49. Demi Sebuah Mimpi

8.1K 438 28
                                    

Lea menata sandwich terakhirnya dengan cukup hati-hati, lalu menempatkannya diantara sandiwch lain yang telah lebih dulu bertengger dalam kotak makan. Tidak, ini bukan untuk dirinya. Ini makanan spesial untuk hari spesial, dan tentu saja untuk orang spesial. Eh, makanannya mungkin tidak terlalu spesial, hanya tiga buah sandwich yang mungkin rasanya pun tidak akan mampu menyaingi sandwich dari cafe-cafe mahal yang sering dikunjungi banyak orang.

"Selesai!" Seru nya senang, lalu dengan cepat meraih tutup kotak makan berwarna navy dan menutup nya segera, untuk kemudian memasukannya ke dalam tas.

Cewek itu segera menarik langkah semangat menghampiri Rara--ibunya, "Ma, Lea berangkat, ya!"

"Iyaa. Bilangin ya ke Seza, maaf Mama gak bisa nganterin dia."

"Siap, Ma."

"Mama kirim doa aja, semoga Seza sukses dan jadi yang terbaik."

"Seza bilang, Seza gak mau jadi yang terbaik. Dia hanya ingin mendapatkan yang terbaik menurut Allah. As simple as that! Idaman banget emang."

Rara hanya terkekeh, "Dasar!"

. . .

Seza menarik napas panjang, dengan fokus tertuju pada sebuah tas hitam besar berisikan barang-barang penting yang ia bawa untuk beberapa bulan ke depan. Ia menghembuskan napas perlahan, rasanya seperti mimpi saat salah satu mimpi nya akan terwujud hanya dalam satu langkah lagi.

Seza terdiam. Terhenyak kala menyadari, bahwa ia harus meninggalkan orang-orang yang ia cintai untuk beberapa bulan ini. Meninggalkan rumah, keluarga, teman-teman, dan... Lea. Ia menarik napas, tidak apa-apa. Seza sadar, mimpi memang selalu membutuhkan pengorbanan agar ia dapat diraih.

Setelah dua minggu lamanya Seza berjuang keras mengembalikan kesehatannya yang sempat tidak memungkinkan untuk ikut serta membela timnas, namun akibat tekad serta semangat juang yang telah berkobar sejak lama, kini ia siap untuk menyambut segala hasil atas kerja keras yang telah dilakukan.

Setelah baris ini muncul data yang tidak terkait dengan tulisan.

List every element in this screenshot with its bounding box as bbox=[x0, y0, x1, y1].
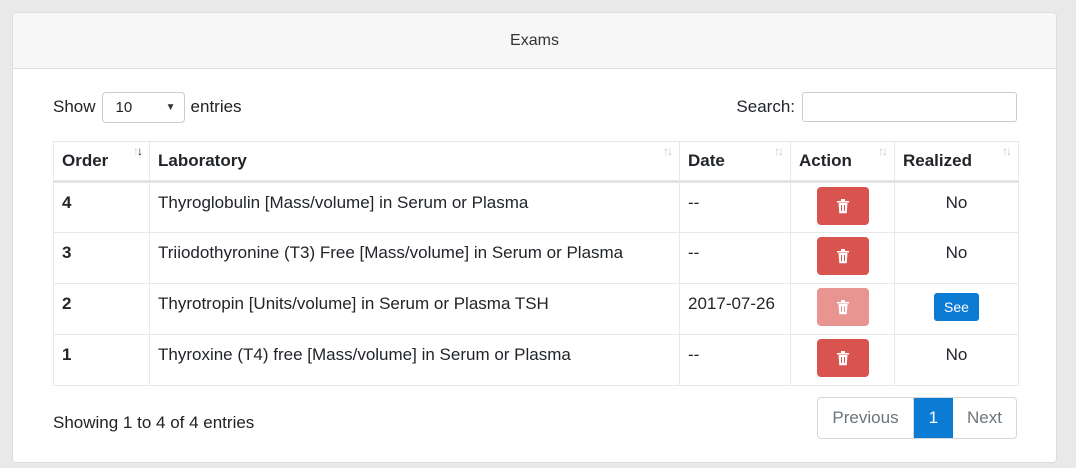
cell-action bbox=[790, 283, 895, 335]
cell-date: 2017-07-26 bbox=[679, 283, 791, 335]
trash-icon bbox=[836, 249, 849, 264]
trash-icon bbox=[836, 199, 849, 214]
column-header-label: Realized bbox=[903, 151, 972, 170]
cell-order: 1 bbox=[53, 334, 150, 386]
search-input[interactable] bbox=[802, 92, 1017, 122]
card-header: Exams bbox=[13, 13, 1056, 69]
cell-date: -- bbox=[679, 334, 791, 386]
sort-arrows-icon: ↑↓ bbox=[774, 144, 784, 158]
cell-realized: No bbox=[894, 181, 1019, 233]
card-title: Exams bbox=[510, 31, 559, 49]
column-header-label: Date bbox=[688, 151, 725, 170]
cell-order: 3 bbox=[53, 232, 150, 284]
delete-button[interactable] bbox=[816, 187, 869, 225]
sort-arrows-icon: ↑↓ bbox=[1002, 144, 1012, 158]
column-header-realized[interactable]: Realized ↑↓ bbox=[894, 141, 1019, 183]
column-header-label: Laboratory bbox=[158, 151, 247, 170]
cell-laboratory: Thyroglobulin [Mass/volume] in Serum or … bbox=[149, 181, 680, 233]
delete-button[interactable] bbox=[816, 237, 869, 275]
search-label: Search: bbox=[736, 97, 795, 116]
column-header-label: Action bbox=[799, 151, 852, 170]
sort-arrows-icon: ↑↓ bbox=[133, 144, 143, 158]
column-header-label: Order bbox=[62, 151, 109, 170]
trash-icon bbox=[836, 351, 849, 366]
column-header-date[interactable]: Date ↑↓ bbox=[679, 141, 791, 183]
entries-label: entries bbox=[190, 97, 242, 116]
cell-date: -- bbox=[679, 181, 791, 233]
delete-button-disabled bbox=[816, 288, 869, 326]
cell-date: -- bbox=[679, 232, 791, 284]
cell-laboratory: Triiodothyronine (T3) Free [Mass/volume]… bbox=[149, 232, 680, 284]
cell-laboratory: Thyroxine (T4) free [Mass/volume] in Ser… bbox=[149, 334, 680, 386]
table-row: 4 Thyroglobulin [Mass/volume] in Serum o… bbox=[53, 181, 1019, 233]
cell-realized: No bbox=[894, 334, 1019, 386]
table-info: Showing 1 to 4 of 4 entries bbox=[53, 413, 255, 432]
next-page-button[interactable]: Next bbox=[953, 398, 1016, 438]
trash-icon bbox=[836, 300, 849, 315]
table-row: 3 Triiodothyronine (T3) Free [Mass/volum… bbox=[53, 232, 1019, 284]
cell-order: 2 bbox=[53, 283, 150, 335]
exams-card: Exams Show 10 ▼ entries Search: Order ↑↓ bbox=[12, 12, 1057, 463]
pagination: Previous 1 Next bbox=[817, 397, 1017, 439]
cell-action bbox=[790, 181, 895, 233]
cell-laboratory: Thyrotropin [Units/volume] in Serum or P… bbox=[149, 283, 680, 335]
cell-order: 4 bbox=[53, 181, 150, 233]
page-button-1[interactable]: 1 bbox=[913, 398, 954, 438]
entries-select[interactable]: 10 ▼ bbox=[101, 91, 185, 123]
table-header-row: Order ↑↓ Laboratory ↑↓ Date ↑↓ Action ↑↓… bbox=[53, 141, 1019, 183]
show-label: Show bbox=[53, 97, 96, 116]
cell-action bbox=[790, 334, 895, 386]
table-controls: Show 10 ▼ entries Search: bbox=[53, 91, 1017, 123]
column-header-laboratory[interactable]: Laboratory ↑↓ bbox=[149, 141, 680, 183]
table-row: 2 Thyrotropin [Units/volume] in Serum or… bbox=[53, 283, 1019, 335]
cell-action bbox=[790, 232, 895, 284]
see-button[interactable]: See bbox=[934, 293, 979, 321]
cell-realized: No bbox=[894, 232, 1019, 284]
search-box: Search: bbox=[736, 91, 1017, 123]
cell-realized: See bbox=[894, 283, 1019, 335]
sort-arrows-icon: ↑↓ bbox=[878, 144, 888, 158]
previous-page-button[interactable]: Previous bbox=[818, 398, 914, 438]
caret-down-icon: ▼ bbox=[165, 101, 176, 113]
table-row: 1 Thyroxine (T4) free [Mass/volume] in S… bbox=[53, 334, 1019, 386]
entries-select-value: 10 bbox=[115, 98, 133, 116]
delete-button[interactable] bbox=[816, 339, 869, 377]
exams-table: Order ↑↓ Laboratory ↑↓ Date ↑↓ Action ↑↓… bbox=[53, 141, 1019, 386]
sort-arrows-icon: ↑↓ bbox=[663, 144, 673, 158]
column-header-action[interactable]: Action ↑↓ bbox=[790, 141, 895, 183]
entries-length: Show 10 ▼ entries bbox=[53, 91, 242, 123]
column-header-order[interactable]: Order ↑↓ bbox=[53, 141, 150, 183]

Cowok itu segera menyambar tas hitamnya, memilih menghentikan acara melankolis yang sebenarnya terlalu lebay. Ia beranjak keluar kamar, menuruni tangga, lalu keluar untuk memasukkan tas lumayan besar nya ke dalam bagasi mobil milik Arga--ayahnya-- yang sudah siap untuk mengantar, tentu saja ibu nya juga ikut serta mengantarkan sang putra yang akan berjuang untuk meraih mimpinya.

Disana, di bawah teriknya mentari yang bersinar begitu hangat, Seza menarik napas nya panjang-panjang, diam-diam melapalkan doa agar Tuhan meridhoi setiap langkahnya.

. . .

Lea menyapukan pandangan dibalik jendela taksi yang ditumpanginya. Ia tidak mengerti, apa kini ia harus bahagia, atau malah bersedih hati? Harusnya ia bahagia mengetahui fakta bahwa Seza berhasil mewujudkan mimpinya, tapi disisi lain... ada sedikit pilu yang bersarang, mengingat bahwa mimpi itu akan menciptakan jarak antara ia dengan Seza. Lea menghela napas, Tidak apa-apa... ini demi Seza, demi mimpinya.

Tanpa disangka, pikirannya tiba-tiba berlabuh pada seseorang yang saat ini mungkin ingin sekali menemui Seza. Ingin sekali mengucap kata selamat atau hal lainnya pada Seza. Lea menegang. Mungkin ini masanya, untuk Lea mengakhiri segala perselisihan yang ada antara ia dengan Zahra. Lea yakin Zahra ingin menemui Seza saat ini. Lea yakin Zahra ingin berbicara pada Seza saat ini.

Gadis itu menghela napas panjang, menimbang sesaat tentang apa yang harus ia lakukan. Kali ini ia tidak boleh egois! Kali ini ia ingin berusaha mengerti tentang perasaan orang lain. Ia yakin, cinta tidak pernah mengizinkan siapapun bertindak egois.